Há dias, numa entrevista radiofónica , um inglês, casado com uma portuguesa e residente no nosso país, fazia notar que uma das diferenças em que mais tinha dificuldade em se adaptar, entre Portugal e a Inglaterra, um dos países com a taxa mais baixa de mortalidade nas estradas, seria o desleixo com que o condutor português conduz e estaciona.

Podíamos pensar nas motos de alta cilindrada, que passam a troar os ares, impunemente com velocidades (inimagináveis no resto da Europa do Euro) e agressividade sonora interditos aos veículos de 4 rodas, nos potenciais Kamikaze rodoviários das estradas com viaturas coladas a circular a 150 Km/h e mais, na economia paralela (fuga aos impostos e à segurança social, falsos recibos verdes, fuga de capitais), e na gestão, nem sempre muito rigorosa, de muitas autarquias.
Em Lamego existe um parque de estacionamento sui generis, brilhantemente improvisado pelos autarcas responsáveis, mas que não respeita muito o património urbano.
Todo um passeio de uma alameda arborizada, junto à Câmara está preenchido de viaturas estacionadas, que não ficam sujeitas a multa pois resolveram a questão colocando as placas, de forma completamente insuspeita, de estacionamento privado do Munícipio.
Entretanto muitas pessoas, desde crianças e mães a levar carrinhos de bebé, a velhinhos com bengala, insistem em usar aquele passeio tendo de se descolar, quase todo o percurso, a descer e a subir do rebordo para a sarjeta, e da sarjeta par o rebordo.
A Câmara Municipal devia nas extremidades do ex-passeio colocar setinhas a recomendar o uso só do passeio oposto.
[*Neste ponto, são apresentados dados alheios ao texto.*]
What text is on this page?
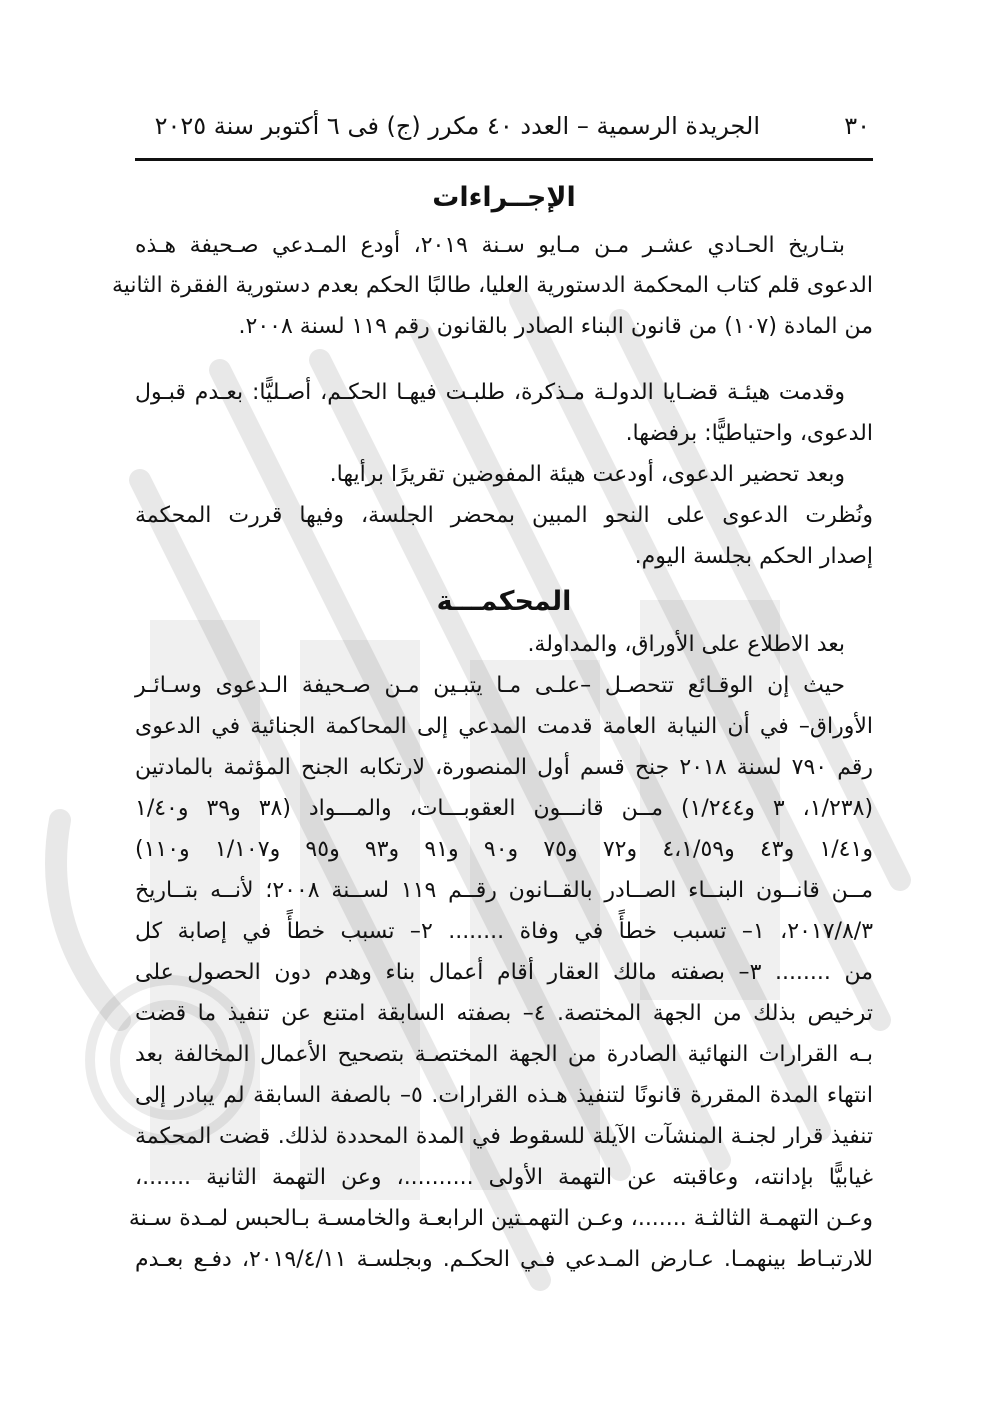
٣٠
الجريدة الرسمية – العدد ٤٠ مكرر (ج) فى ٦ أكتوبر سنة ٢٠٢٥
الإجــراءات
بتـاريخ الحـادي عشـر مـن مـايو سـنة ٢٠١٩، أودع المـدعي صـحيفة هـذه
الدعوى قلم كتاب المحكمة الدستورية العليا، طالبًا الحكم بعدم دستورية الفقرة الثانية
من المادة (١٠٧) من قانون البناء الصادر بالقانون رقم ١١٩ لسنة ٢٠٠٨.
وقدمت هيئـة قضـايا الدولـة مـذكرة، طلبـت فيهـا الحكـم، أصـليًّا: بعـدم قبـول
الدعوى، واحتياطيًّا: برفضها.
وبعد تحضير الدعوى، أودعت هيئة المفوضين تقريرًا برأيها.
ونُظرت الدعوى على النحو المبين بمحضر الجلسة، وفيها قررت المحكمة
إصدار الحكم بجلسة اليوم.
المحكمـــة
بعد الاطلاع على الأوراق، والمداولة.
حيث إن الوقـائع تتحصـل –علـى مـا يتبـين مـن صـحيفة الـدعوى وسـائـر
الأوراق– في أن النيابة العامة قدمت المدعي إلى المحاكمة الجنائية في الدعوى
رقم ٧٩٠ لسنة ٢٠١٨ جنح قسم أول المنصورة، لارتكابه الجنح المؤثمة بالمادتين
(١/٢٣٨، ٣ و١/٢٤٤) مــن قانـــون العقوبـــات، والمـــواد (٣٨ و٣٩ و١/٤٠
و١/٤١ و٤٣ و٤،١/٥٩ و٧٢ و٧٥ و٩٠ و٩١ و٩٣ و٩٥ و١/١٠٧ و١١٠)
مــن قانــون البنــاء الصــادر بالقــانون رقــم ١١٩ لســنة ٢٠٠٨؛ لأنــه بتــاريخ
٢٠١٧/٨/٣، ١– تسبب خطأً في وفاة ........ ٢– تسبب خطأً في إصابة كل
من ........ ٣– بصفته مالك العقار أقام أعمال بناء وهدم دون الحصول على
ترخيص بذلك من الجهة المختصة. ٤– بصفته السابقة امتنع عن تنفيذ ما قضت
بـه القرارات النهائية الصادرة من الجهة المختصـة بتصحيح الأعمال المخالفة بعد
انتهاء المدة المقررة قانونًا لتنفيذ هـذه القرارات. ٥– بالصفة السابقة لم يبادر إلى
تنفيذ قرار لجنـة المنشآت الآيلة للسقوط في المدة المحددة لذلك. قضت المحكمة
غيابيًّا بإدانته، وعاقبته عن التهمة الأولى ..........، وعن التهمة الثانية .......،
وعـن التهمـة الثالثـة .......، وعـن التهمـتين الرابعـة والخامسـة بـالحبس لمـدة سـنة
للارتبـاط بينهمـا. عـارض المـدعي فـي الحكـم. وبجلسـة ٢٠١٩/٤/١١، دفـع بعـدم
Ao fim e ao cabo, naquela alameda, deixaram de haver dois passeios visto um deles ser agora um parque de estacionamento.
Mas em Portugal ninguém leva a mal.
Contudo, esta aparente tolerância, esta cumplicidade transversal à nossa sociedade, acaba por encobrir o que no fundo significa, o que no fundo gera: uma falta de confiança generalizada nas instituições e no outro.
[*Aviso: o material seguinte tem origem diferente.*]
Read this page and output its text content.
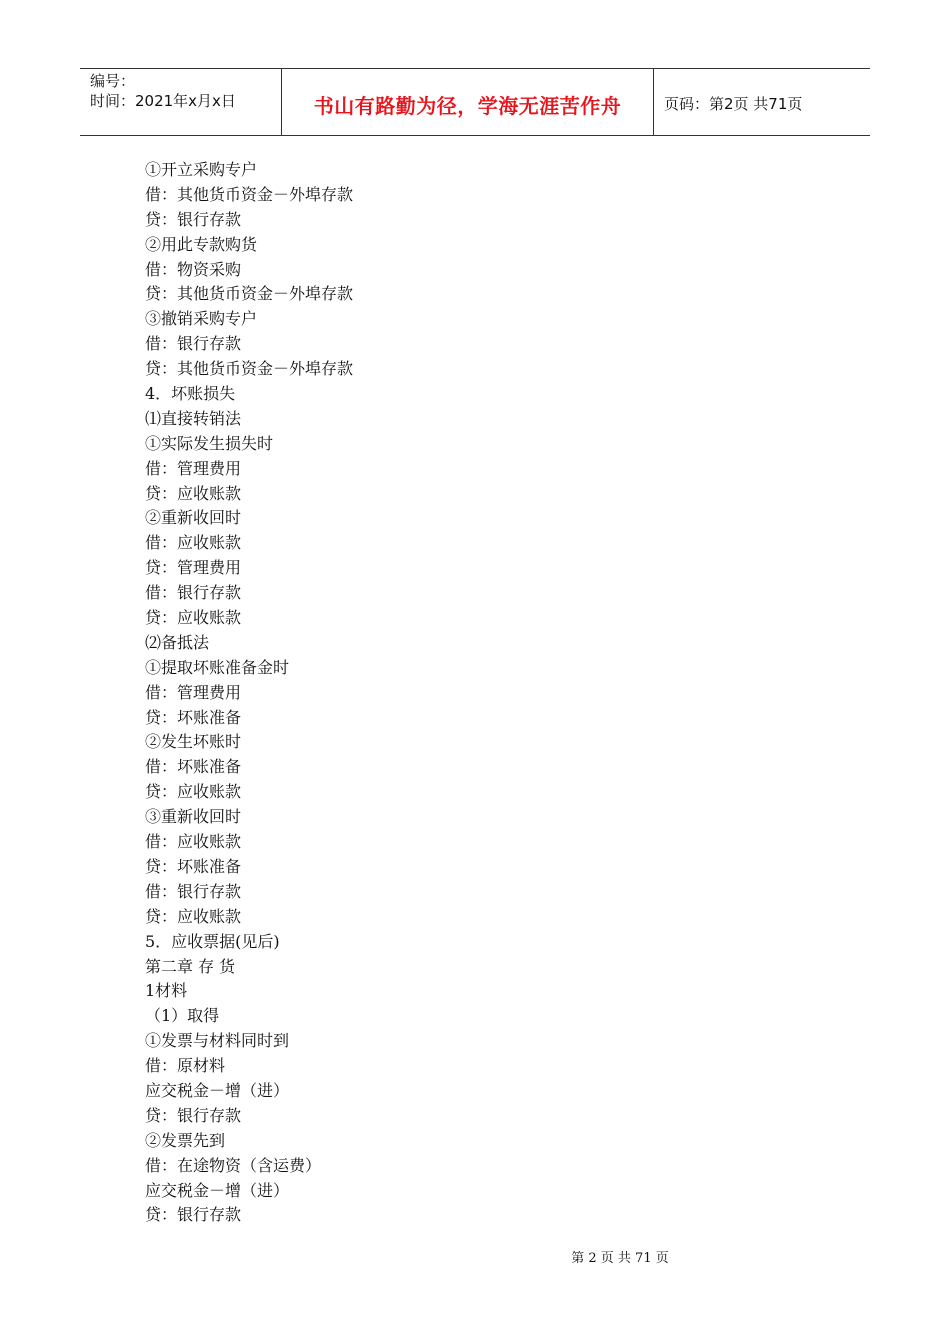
编号：
时间：2021年x月x日	书山有路勤为径，学海无涯苦作舟	页码：第2页 共71页
①开立采购专户
借：其他货币资金－外埠存款
贷：银行存款
②用此专款购货
借：物资采购
贷：其他货币资金－外埠存款
③撤销采购专户
借：银行存款
贷：其他货币资金－外埠存款
4．坏账损失
⑴直接转销法
①实际发生损失时
借：管理费用
贷：应收账款
②重新收回时
借：应收账款
贷：管理费用
借：银行存款
贷：应收账款
⑵备抵法
①提取坏账准备金时
借：管理费用
贷：坏账准备
②发生坏账时
借：坏账准备
贷：应收账款
③重新收回时
借：应收账款
贷：坏账准备
借：银行存款
贷：应收账款
5．应收票据(见后)
第二章 存 货
1材料
（1）取得
①发票与材料同时到
借：原材料
应交税金－增（进）
贷：银行存款
②发票先到
借：在途物资（含运费）
应交税金－增（进）
贷：银行存款
第 2 页 共 71 页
Isso foi bem evidente no referendo à regionalização.
O lógico era que as pessoas votassem sim para que as regiões pudessem ter mais autonomia na gestão das suas mais valias, e responder mais adequadamente às necessidades da população, por um melhor conhecimento, por uma convivência quotidiana e pessoal com essas necessidades.
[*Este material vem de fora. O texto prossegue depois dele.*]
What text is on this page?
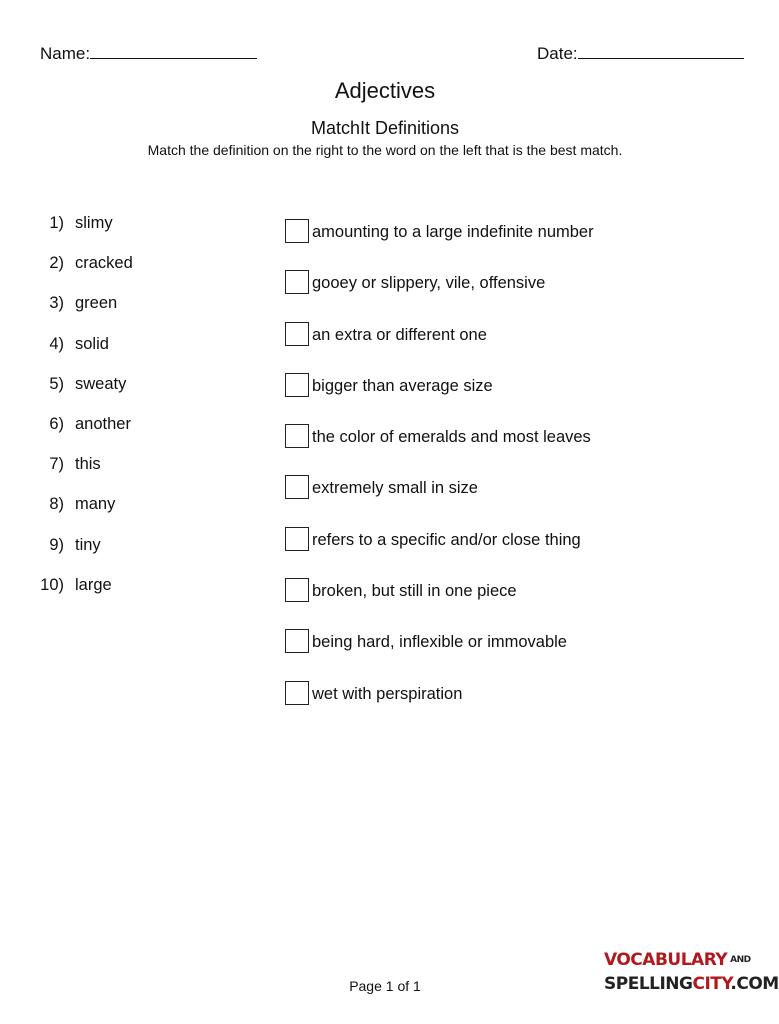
Name:	Date:
Adjectives
MatchIt Definitions
Match the definition on the right to the word on the left that is the best match.
1) slimy
2) cracked
3) green
4) solid
5) sweaty
6) another
7) this
8) many
9) tiny
10) large
amounting to a large indefinite number
gooey or slippery, vile, offensive
an extra or different one
bigger than average size
the color of emeralds and most leaves
extremely small in size
refers to a specific and/or close thing
broken, but still in one piece
being hard, inflexible or immovable
wet with perspiration
Page 1 of 1
VOCABULARY AND
SPELLINGCITY.COM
Teoricamente a regionalização teria tudo a favor, por exemplo numa região como a do Douro, a região agrícola mais auto-suficiente do país e com um turismo que tem vindo a crescer exponencialmente.
Quem conhece melhor os problemas de uma região, quem os vive no terreno, no dia -a -dia, à partida é quem estaria mais apto a uma gestão eficaz dos recursos disponíveis (de origem fiscal, da União Europeia ou outros), mais do que aquele que tem a sua vida estabelecida em Lisboa e é sobretudo com a realidade e as solicitações da capital com quem tem de viver no seu quotidiano.
Mas, ao povo português quando lhe perguntaram se queria ser ele a assumir uma quota -parte maior nas responsabilidades do governo do país, votando sim à regionalização, de certa forma o povo viu-se ao espelho e disse não.
Em Lisboa bem podem dizer que para lá do Marão mandam não os que lá estão mas os que cá estão, na capital.

Todo o orgulho regional desaparece inesperadamente.
Que razões as câmaras municipais e juntas de freguesia no geral, tem dado para essa desconfiança a ponto de os portugueses terem rejeitado a descentralização, é um assunto que mereceria um grande estudo antes de novo referendo.
Das 2 maiores cidades o Porto, com bons exemplos paradigmáticos de afirmação regional, foi uma das excepções e votou sim à regionalização, Lisboa apesar de ser na altura maioritariamente de esquerda (que defendia a regionalização) votou naturalmente não, pois quem parte e reparte e não fica com a melhor parte ou é tolo ou não tem arte.
Houve na capital nortenha vozes importantes da sociedade dita civil em defesa da regionalização.
Mas o resto do país tirando, salvo erro, Évora e outra cidade provavelmente insular, não as acompanharam neste empenho, nesta paixão regional.
Em Portugal somos socialmente tolerantes, cúmplices e complacentes, com fugas aos impostos, desvarios rodoviários, comportamentos de má cidadania, pecadilhos institucionais mas que nos deixa, como povo, e no que é transversal a toda a sociedade portuguesa, seguramente com algum desconforto ligeiro e uma leve suspeita de com outra cultura social mais impregnada de responsabilidade cívica o País estaria agora bem mais tranquilo e confortável.